La studentessa del Carducci. Mamma nordica, ha frequentato il quarto anno a Lund: «A casa parlo svedese, ma non sapevo scriverlo» Conosce sei lingue. «E me la cavo anche con il norvegese e il danese»


DAVIDE PASQUALI


BOLZANO. Dal nome non si capisce, ma Emma Dal Prà per metà è svedese. E allora si comprende perché all’uscita dal Carducci, al termine dell’esame di Stato, in onore della mamma nordica si è fatta fotografare come fanno i maturi a Lund: cappellino da marinaio, fiori al collo e un cartello con una foto di quand’era piccola. È uno dei tre 100, di cui uno con lode, della sua classe, al liceo linguistico. Gente con una marcia in più, anzi, con diverse marce in più. Emma infatti, oltre a italiano, tedesco, inglese, francese e spagnolo, parla e scrive pure in svedese.

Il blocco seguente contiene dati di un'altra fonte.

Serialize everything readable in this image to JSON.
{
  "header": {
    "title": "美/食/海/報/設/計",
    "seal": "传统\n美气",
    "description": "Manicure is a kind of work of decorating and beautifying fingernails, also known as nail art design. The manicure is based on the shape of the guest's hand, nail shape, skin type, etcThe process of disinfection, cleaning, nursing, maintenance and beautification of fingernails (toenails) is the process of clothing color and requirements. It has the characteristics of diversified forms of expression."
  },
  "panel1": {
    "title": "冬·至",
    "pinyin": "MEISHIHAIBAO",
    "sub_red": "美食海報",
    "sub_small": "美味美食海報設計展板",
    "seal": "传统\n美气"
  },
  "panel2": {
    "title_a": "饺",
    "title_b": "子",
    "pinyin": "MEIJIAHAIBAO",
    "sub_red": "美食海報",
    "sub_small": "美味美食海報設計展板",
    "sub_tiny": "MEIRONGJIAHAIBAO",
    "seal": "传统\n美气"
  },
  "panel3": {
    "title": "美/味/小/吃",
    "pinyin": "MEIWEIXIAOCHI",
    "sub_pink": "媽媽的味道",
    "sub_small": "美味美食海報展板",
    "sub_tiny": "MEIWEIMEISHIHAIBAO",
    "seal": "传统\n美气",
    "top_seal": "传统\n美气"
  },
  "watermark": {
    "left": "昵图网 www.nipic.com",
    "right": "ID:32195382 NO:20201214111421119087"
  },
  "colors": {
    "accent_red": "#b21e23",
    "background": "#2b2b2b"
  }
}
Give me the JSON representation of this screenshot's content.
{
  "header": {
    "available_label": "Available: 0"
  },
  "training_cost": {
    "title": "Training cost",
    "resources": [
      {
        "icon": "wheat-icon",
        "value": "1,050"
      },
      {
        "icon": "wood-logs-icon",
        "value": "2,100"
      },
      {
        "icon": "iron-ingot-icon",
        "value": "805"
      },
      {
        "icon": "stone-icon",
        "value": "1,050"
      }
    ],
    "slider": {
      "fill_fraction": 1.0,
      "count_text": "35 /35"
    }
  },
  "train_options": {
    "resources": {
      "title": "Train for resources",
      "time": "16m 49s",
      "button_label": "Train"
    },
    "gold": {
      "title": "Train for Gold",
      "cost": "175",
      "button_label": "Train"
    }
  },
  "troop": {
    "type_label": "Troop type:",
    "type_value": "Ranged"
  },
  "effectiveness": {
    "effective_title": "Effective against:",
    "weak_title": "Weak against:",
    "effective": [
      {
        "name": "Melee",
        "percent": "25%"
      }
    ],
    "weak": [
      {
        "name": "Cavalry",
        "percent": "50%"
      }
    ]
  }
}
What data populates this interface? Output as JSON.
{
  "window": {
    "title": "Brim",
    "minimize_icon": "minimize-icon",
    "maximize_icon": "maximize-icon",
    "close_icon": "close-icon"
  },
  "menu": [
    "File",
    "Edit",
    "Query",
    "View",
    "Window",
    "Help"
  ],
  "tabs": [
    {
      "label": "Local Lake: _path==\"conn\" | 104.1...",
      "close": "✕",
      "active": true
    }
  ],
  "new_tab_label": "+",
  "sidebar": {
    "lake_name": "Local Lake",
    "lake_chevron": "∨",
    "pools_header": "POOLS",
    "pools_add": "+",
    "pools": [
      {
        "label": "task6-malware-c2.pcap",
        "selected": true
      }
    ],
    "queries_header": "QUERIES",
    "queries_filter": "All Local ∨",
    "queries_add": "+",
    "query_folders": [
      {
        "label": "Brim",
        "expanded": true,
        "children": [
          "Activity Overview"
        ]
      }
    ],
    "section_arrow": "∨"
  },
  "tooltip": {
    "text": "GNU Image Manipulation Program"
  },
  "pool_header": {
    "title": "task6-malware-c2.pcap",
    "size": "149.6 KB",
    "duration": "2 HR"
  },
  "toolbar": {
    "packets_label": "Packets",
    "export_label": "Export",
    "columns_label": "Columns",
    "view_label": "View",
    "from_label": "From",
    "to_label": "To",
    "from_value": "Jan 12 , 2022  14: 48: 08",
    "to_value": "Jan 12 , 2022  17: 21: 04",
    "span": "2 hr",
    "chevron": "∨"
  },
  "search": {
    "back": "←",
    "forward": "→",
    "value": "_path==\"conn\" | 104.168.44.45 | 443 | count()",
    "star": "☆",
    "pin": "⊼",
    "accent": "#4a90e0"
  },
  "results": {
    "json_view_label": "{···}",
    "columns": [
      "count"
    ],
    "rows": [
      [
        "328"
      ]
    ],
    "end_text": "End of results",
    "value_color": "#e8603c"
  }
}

E, non contenta, racconta di essere in grado di farsi capire anche in norvegese e in danese. Un passato da nuotatrice - farfalla, ha partecipato anche ai nazionali in staffetta - e da pianista, ora studierà lettere a Ferrara, piccola città che le ricorda Lund, dove ha frequentato il quarto anno e dove pensa di tornare anche per l’Erasmus.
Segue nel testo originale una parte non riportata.